When are the Jewish people going to be able to drink with joy from the fifth cup, Eliyahu’s Cup, during the seder? When we have prepared the world for redemption. Preparing the world for redemption, however, requires tremendous effort and faithfulness to our people’s mission. Where do we start? The haggadah gives us a brilliant place to begin. Immediately after we pour the Fifth Cup for Eliyahu, we open our front door. What a strange custom, right? But it sends a message to our generation: We can help prepare the world for redemption by opening our hearts to one another. Why is the door normally closed? Because we’re in pain. So we close the door on each other — parents and children, husbands and wives, brothers and sisters. Right after opening the door during the seder, we read a passage from Psalms, a dire warning to those who forget that we are all children of the Creator and must act righteously with one another. My blessing for all of us is that we avoid the consequences of failing to act righteously toward one another and instead pave the road to the redemption of the world.  It’s all there in the Cup of Elijah.

— Rabbi Yonah Bookstein, Pico Shul

ORANGE

Since the 1980s, many Jews include Susannah Heschel’s tradition of adding an orange to the seder plate as a symbol of people marginalized in the Jewish community. Heschel chose an orange because, as she said, “in a whole orange, each segment sticks together.”
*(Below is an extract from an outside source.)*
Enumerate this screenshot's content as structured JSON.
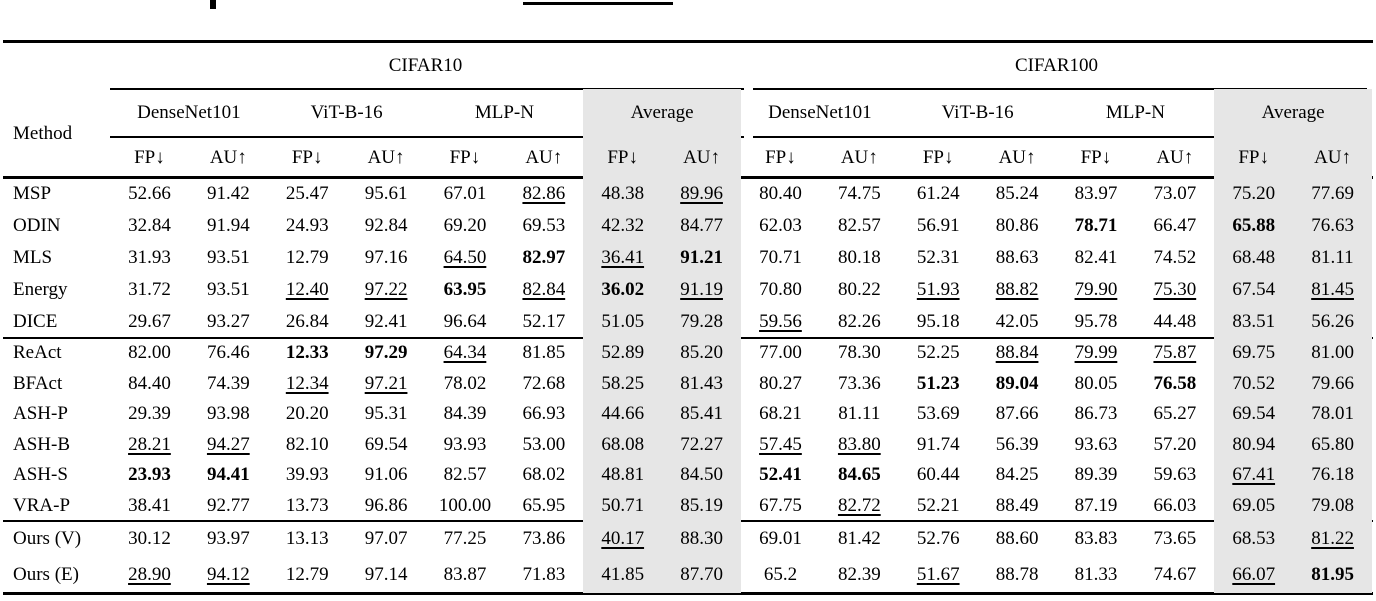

Over the years, I’ve added to that tradition, and you can, too, with just a few words and actions:

“Tonight, let’s squeeze some orange juice upon the charoset, that already sweet promise of freedom, that symbol of the mortar our ancestors used when they were slaves. In so doing, we offer a reminder that those who some call ‘outsiders’ among the Jewish people — including LGBTQ Jews, Jews by choice, Jews of color, Jews from other traditions, Jews who are adopted, non-Jewish family members — have actually become part of the mortar that holds our people and our traditions together.”

[One person at each table squeezes some orange juice on charoset as we say:]

Evan ma-ah-su ha-bonim ha-y’tah l’rosh pinah.

“The stone the builders rejected has become the chief cornerstone” (Psalm 118:22).

[Each person takes a slice of orange to eat, as we recite:]

Baruch atah Adonai eloheinu melech ha-olam borei pri ha-eitz.

“Blessed are You, God, creator of all, who created the fruit of the tree.”